What makes this moment so wonderfully satisfying, is that it comes after a long struggle on the part of the young hero, Charlie Bucket. He comes from a poor family that must eat cabbage soup every night, works a paper route to bring in what little money they have--and only gets a chocolate bar once a year, on his birthday. Charlie dreams of one day being able to tour a famous chocolate factory--and is stunned when his birthday candy contains the Golden Ticket entering him in a contest to win that very prize. And then, of course, the struggle continues: nasty greedy co-contestants, physical danger and, finally, temptation to trade everything he values most--his family, his principles, his integrity--for a truckload of money . . . and a lifetime supply of chocolate. I won't spoil the ending. If you haven't seen it (the original with Gene Wilder or the newest version starring Johnny Depp) treat yourself!

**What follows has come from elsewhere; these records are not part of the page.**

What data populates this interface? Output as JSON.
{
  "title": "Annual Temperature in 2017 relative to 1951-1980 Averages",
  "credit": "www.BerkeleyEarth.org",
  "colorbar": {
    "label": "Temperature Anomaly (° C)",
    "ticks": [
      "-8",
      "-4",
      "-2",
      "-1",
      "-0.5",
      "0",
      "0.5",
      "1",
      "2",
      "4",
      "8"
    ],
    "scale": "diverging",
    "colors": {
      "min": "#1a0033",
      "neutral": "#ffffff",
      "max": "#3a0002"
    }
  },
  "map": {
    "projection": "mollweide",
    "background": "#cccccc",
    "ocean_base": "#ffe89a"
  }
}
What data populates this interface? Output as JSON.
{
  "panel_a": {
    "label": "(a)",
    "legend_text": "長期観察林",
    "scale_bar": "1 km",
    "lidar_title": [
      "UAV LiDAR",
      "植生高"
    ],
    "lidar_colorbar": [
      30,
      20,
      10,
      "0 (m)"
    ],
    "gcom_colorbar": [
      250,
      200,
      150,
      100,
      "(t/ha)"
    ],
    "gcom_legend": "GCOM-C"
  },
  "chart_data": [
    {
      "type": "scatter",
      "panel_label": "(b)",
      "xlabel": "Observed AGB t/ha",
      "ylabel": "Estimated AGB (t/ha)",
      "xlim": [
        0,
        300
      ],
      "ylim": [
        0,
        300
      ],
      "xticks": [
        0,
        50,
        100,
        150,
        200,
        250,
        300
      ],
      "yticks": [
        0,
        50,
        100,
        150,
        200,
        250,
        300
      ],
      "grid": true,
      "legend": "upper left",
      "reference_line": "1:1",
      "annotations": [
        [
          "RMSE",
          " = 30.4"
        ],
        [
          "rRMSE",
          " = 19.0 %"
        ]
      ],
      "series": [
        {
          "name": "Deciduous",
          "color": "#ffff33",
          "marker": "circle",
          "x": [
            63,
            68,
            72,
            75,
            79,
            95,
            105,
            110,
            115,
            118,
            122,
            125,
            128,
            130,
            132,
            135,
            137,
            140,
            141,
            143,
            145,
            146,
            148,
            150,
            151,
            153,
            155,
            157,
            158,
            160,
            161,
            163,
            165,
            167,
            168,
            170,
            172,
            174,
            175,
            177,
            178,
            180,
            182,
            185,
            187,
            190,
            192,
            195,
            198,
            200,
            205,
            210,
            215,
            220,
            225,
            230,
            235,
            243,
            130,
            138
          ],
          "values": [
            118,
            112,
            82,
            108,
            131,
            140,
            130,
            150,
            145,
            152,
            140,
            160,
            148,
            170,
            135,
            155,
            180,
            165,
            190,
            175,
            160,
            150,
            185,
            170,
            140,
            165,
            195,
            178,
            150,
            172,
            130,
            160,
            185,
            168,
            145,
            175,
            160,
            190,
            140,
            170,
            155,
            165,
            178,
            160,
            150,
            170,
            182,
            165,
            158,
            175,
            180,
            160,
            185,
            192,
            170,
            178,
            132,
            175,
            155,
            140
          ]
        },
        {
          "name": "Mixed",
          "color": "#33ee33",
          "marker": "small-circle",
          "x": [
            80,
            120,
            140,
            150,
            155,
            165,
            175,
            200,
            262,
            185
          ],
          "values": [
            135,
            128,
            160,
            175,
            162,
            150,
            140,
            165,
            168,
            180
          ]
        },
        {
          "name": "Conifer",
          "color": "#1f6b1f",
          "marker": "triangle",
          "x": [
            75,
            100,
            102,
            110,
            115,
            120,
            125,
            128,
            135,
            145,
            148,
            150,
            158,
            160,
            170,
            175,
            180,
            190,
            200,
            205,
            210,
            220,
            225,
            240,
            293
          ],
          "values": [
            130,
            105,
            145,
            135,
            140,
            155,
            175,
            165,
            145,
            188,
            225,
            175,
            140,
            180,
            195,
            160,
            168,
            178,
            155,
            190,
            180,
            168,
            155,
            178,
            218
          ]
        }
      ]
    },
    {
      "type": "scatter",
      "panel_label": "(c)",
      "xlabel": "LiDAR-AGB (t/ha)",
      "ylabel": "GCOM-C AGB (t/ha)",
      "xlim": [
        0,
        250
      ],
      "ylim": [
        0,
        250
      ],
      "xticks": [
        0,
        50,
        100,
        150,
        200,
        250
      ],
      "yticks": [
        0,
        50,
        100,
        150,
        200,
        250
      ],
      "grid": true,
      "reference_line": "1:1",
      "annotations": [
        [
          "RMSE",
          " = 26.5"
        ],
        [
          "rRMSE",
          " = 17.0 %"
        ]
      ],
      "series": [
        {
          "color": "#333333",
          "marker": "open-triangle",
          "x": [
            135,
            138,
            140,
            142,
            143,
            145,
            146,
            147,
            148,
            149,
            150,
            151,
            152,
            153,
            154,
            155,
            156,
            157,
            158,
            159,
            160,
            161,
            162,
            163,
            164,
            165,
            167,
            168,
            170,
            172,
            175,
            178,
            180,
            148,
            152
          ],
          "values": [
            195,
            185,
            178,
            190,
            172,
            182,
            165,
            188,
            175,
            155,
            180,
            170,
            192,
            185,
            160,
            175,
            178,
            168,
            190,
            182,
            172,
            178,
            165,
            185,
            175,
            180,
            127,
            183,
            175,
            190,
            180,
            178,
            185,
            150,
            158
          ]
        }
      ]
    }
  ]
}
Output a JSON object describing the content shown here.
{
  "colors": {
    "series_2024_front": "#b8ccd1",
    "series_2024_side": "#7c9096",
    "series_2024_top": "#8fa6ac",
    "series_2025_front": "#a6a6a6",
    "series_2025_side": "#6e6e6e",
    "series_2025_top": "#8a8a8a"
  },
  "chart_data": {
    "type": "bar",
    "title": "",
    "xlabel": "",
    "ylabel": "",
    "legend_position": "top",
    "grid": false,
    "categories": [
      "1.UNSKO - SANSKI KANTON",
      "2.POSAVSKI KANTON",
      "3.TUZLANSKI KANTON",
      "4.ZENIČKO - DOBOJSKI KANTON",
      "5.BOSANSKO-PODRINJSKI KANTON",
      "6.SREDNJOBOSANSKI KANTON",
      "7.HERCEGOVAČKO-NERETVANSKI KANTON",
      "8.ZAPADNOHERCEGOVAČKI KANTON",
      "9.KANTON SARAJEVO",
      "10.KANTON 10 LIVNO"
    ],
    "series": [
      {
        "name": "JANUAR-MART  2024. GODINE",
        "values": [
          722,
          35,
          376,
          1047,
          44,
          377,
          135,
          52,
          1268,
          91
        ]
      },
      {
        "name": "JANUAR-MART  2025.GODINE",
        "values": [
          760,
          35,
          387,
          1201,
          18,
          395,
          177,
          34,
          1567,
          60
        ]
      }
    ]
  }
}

Right now, I'm finishing up the Happily Ever After for my characters in THE HEALER'S HEART. I can't tell you how good it feels. And how much of a relief. These folks, ER physician Logan Caldwell, Nurses Claire Avery, Erin Quinn and Sarah Burke--and even a one-eared rescue cat named Smokey--went through some very tough times in the preceding 290 pages, trust me. But in the process they've learned some valuable things about each other . . . and themselves. Their happily ever after--their new hope--didn't come easily. Okay, fine, I was a rugged taskmaster and I admit it! But haven't we all waged battles like that? Haven't we all had times of . . . cabbage soup and temptation? Fumbled in darkness for a candle? Haven't we all had those wacky Oompa Loompas singing warning songs to us as they mine the fudge chocolate mountains . . . oops, that was the movie--you gotta see it, folks.

I'm thinking that my Golden Ticket . . . is the chance to bring this new book series to you. To gift my readers with a story of hope. What would your Golden Ticket offer you?